People work in shipyards have high incidence of mesothelioma. Five percent of those with more than 10 years' exposure will die of cancer. Carbone said, "That's a lot, but it also tells you 95 percent of them equally loaded with asbestos do not get it. So the issue is, why?"

Carbone has been studying thoracic cancers, specifically malignant mesothelioma, for more than 10 years.

In the latest paper, Carbone reported finding a link between asbestos fibers and a monkey virus called SV40. Low amounts of asbestos believed insufficient to cause mesothelioma will cause the disease more often among humans infected with the virus, the researchers reported.

Carbone's team had previously discovered the monkey virus in some human mesotheliomas. He said he was surprised to find that the virus and asbestos co-operate to cause human cancer.

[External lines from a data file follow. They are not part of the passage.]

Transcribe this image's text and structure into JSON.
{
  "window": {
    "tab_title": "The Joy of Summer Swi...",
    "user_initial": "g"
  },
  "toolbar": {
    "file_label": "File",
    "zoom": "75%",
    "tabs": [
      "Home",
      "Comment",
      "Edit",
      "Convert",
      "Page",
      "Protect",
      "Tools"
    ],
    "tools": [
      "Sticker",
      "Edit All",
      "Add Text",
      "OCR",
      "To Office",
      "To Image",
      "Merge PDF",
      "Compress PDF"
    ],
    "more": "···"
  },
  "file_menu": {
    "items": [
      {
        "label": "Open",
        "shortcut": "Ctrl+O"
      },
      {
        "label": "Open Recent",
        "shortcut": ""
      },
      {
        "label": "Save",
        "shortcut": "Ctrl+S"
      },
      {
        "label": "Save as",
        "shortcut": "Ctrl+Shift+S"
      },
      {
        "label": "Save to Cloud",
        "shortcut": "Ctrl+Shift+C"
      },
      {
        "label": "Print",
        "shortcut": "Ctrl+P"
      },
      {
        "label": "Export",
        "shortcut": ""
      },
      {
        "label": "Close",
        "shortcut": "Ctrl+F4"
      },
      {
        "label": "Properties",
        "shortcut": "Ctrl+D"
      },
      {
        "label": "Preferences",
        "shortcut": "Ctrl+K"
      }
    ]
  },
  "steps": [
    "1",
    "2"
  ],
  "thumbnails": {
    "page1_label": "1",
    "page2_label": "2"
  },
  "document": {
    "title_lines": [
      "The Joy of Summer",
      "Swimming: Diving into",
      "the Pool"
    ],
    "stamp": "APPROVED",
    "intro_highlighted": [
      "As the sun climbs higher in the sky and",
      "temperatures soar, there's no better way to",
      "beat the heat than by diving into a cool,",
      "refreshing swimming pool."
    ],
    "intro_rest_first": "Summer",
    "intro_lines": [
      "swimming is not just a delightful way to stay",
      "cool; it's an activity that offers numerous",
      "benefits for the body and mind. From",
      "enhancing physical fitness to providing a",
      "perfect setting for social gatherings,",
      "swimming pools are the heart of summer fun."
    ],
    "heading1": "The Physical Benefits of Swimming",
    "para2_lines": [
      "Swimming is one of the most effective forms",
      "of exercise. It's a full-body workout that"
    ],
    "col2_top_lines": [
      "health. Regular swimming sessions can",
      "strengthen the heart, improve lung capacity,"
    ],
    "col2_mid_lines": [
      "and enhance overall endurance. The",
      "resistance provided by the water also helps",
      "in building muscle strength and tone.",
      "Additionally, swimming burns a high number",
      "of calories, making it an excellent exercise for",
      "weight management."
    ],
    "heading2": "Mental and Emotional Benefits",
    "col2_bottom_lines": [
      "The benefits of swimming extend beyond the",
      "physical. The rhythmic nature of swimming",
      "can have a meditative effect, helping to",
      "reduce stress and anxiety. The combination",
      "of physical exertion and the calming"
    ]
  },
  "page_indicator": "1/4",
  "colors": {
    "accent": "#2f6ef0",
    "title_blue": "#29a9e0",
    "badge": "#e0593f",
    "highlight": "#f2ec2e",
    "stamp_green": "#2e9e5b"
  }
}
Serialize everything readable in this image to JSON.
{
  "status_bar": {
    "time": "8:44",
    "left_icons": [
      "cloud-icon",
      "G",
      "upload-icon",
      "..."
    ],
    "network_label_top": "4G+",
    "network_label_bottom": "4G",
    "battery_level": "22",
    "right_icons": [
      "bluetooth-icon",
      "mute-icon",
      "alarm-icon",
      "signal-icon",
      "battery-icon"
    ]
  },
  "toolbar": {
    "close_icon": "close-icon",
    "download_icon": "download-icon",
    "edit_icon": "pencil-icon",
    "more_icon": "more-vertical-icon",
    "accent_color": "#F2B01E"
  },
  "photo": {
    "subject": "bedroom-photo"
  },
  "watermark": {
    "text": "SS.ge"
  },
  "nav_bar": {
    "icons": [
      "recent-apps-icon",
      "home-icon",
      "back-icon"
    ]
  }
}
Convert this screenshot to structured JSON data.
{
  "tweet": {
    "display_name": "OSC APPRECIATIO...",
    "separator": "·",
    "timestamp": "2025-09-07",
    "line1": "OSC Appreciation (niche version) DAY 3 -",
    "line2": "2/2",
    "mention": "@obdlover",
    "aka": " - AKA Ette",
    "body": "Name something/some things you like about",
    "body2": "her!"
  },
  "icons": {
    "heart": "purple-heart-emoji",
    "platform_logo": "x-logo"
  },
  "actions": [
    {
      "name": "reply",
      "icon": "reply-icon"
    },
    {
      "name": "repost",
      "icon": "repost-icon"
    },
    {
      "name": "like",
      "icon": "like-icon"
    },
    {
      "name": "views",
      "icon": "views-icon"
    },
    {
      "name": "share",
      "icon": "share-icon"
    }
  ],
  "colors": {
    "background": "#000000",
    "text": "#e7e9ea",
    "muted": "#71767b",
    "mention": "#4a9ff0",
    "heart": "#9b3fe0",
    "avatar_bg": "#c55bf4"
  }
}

Monkey cells were used to develop polio vaccines. Some prepared from 1954 to 1961 were contaminated with infectious SV40. "But it was believed all polio vaccines after 1962 were SV40-free", Carbone said. A study he headed, however, found that vaccines produced in the former Soviet Union remained contaminated with the monkey virus until 1978. "That means supposedly safe levels of asbestos exposure might not be safe for the millions of people exposed to SV40-contaminated polio vaccines", Carbone said.

"About 2,000 to 3,000 Americans die annually from mesothelioma, and cases have been increasing, associated with widespread asbestos use in the past century", researchers said. "The virus doesn't cause a lot of cancer in humans, most likely because their immune systems are stronger than those of animals", Carbone said. "But some people are less resistant, and mesothelioma cells harbor the virus better than other cells", he explained. "In the presence of asbestos, transformation of human cells increased 10 times or more. What it shows is if you are infected with the virus and also exposed to asbestos, probably your risk to the disease is much higher."